To be able to pay teachers more, the Board of Trustees called for an election, asking voters to make more of the money raised from property taxes available from the state. 

In cases like this, the state of Texas uses the term “golden penny.”

Golden pennies represent tax revenue that is used for local affairs and is not subject to recapture by the state government. When they are accessed by voters, all the revenue generated by the pennies stays in the school district to aid in issues such as teacher salaries.

In short, by claiming more property tax revenue for local purposes rather than state purposes, the school district can raise money without having to raise taxes for the residents.

This move is welcome to English teacher Jackie Moryan, who would like her salary to match those in other districts.

“I made significantly more in Irving,” Moryan said. “In Irving, they pay about 20% more.” 

However, not all teachers are experiencing a gap. April Burns, a volleyball coach and geometry teacher is being paid more than at her previous school. 

“Before I came here, I worked at a low income school, and I actually made less because it was a more rural district,” Burns said. 

Teachers with extra positions of responsibility, like Burns, who teaches a core class and coaches a sport, get an extra payment. Teachers with a master’s degree also get an annual stipend of $2,500, and those with a doctorate get twice that amount.

Teachers in the district must earn a master’s degree within seven years of being hired.

“Highland Park requires a master’s degree, and teachers with master’s degrees should, of course, earn more,” Bollman said.

She supports the proposition from the Board of Trustees to increase teacher compensation.

“We are professionals, and I think that based on the quality of education we perform here at Highland Park, we should be paid more,” Bollman said.

While the election will take place on Nov. 2, early voting started Oct. 18. Voters can cast their ballots at the HPISD Administration Building, or at University Park United Methodist Church.

If the golden penny proposition passes, it will generate approximately $3.6 million additional revenue in the form of four golden pennies for the school district, while still reducing HPISD property owners’ tax rates by 2.1 cents per $100 – a five-year low.
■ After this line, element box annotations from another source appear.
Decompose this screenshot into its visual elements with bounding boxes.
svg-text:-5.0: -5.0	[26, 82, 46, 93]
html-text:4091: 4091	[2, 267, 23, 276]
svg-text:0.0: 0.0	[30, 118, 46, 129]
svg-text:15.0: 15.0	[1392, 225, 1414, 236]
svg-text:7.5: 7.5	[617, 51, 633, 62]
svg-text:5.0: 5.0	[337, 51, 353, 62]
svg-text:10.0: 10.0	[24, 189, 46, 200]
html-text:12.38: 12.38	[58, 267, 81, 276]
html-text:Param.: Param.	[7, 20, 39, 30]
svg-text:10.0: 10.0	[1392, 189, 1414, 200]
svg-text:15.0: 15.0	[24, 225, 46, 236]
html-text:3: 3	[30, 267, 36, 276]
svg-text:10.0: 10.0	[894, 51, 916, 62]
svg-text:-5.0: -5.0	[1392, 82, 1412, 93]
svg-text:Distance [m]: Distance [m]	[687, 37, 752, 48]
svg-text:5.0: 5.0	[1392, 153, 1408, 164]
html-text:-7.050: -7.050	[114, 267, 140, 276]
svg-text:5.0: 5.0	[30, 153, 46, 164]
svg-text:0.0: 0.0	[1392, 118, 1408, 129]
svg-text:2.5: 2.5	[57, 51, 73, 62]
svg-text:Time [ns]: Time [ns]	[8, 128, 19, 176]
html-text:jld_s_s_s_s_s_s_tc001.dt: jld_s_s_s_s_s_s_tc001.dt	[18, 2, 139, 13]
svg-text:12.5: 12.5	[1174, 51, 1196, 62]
A majority vote against the golden pennies will decrease the tax rate by 6.1 cents per $100 of assessed property value. Teacher compensation would not increase, and the top reason teachers reject job offers or resign from the district is compensation, according to numbers released by the school district.

“There are people who have gone to other places because the pay is better,” Bollman said. “That’s a really difficult choice to make when you’re at a school that you enjoy teaching at.”

Bollman, who has taught at the school for nine years, said she decided to stay because of the students. 

“The kids here do work hard,” she said. “They’re overall respectful and cooperative.”

She doesn’t have to address disciplinary issues as often as she has in the past, so she

gets to spend more of her time teaching.

“It means that my retirement will probably be a little bit less, but I love teaching,” she said. “And I found it to be a joy here.”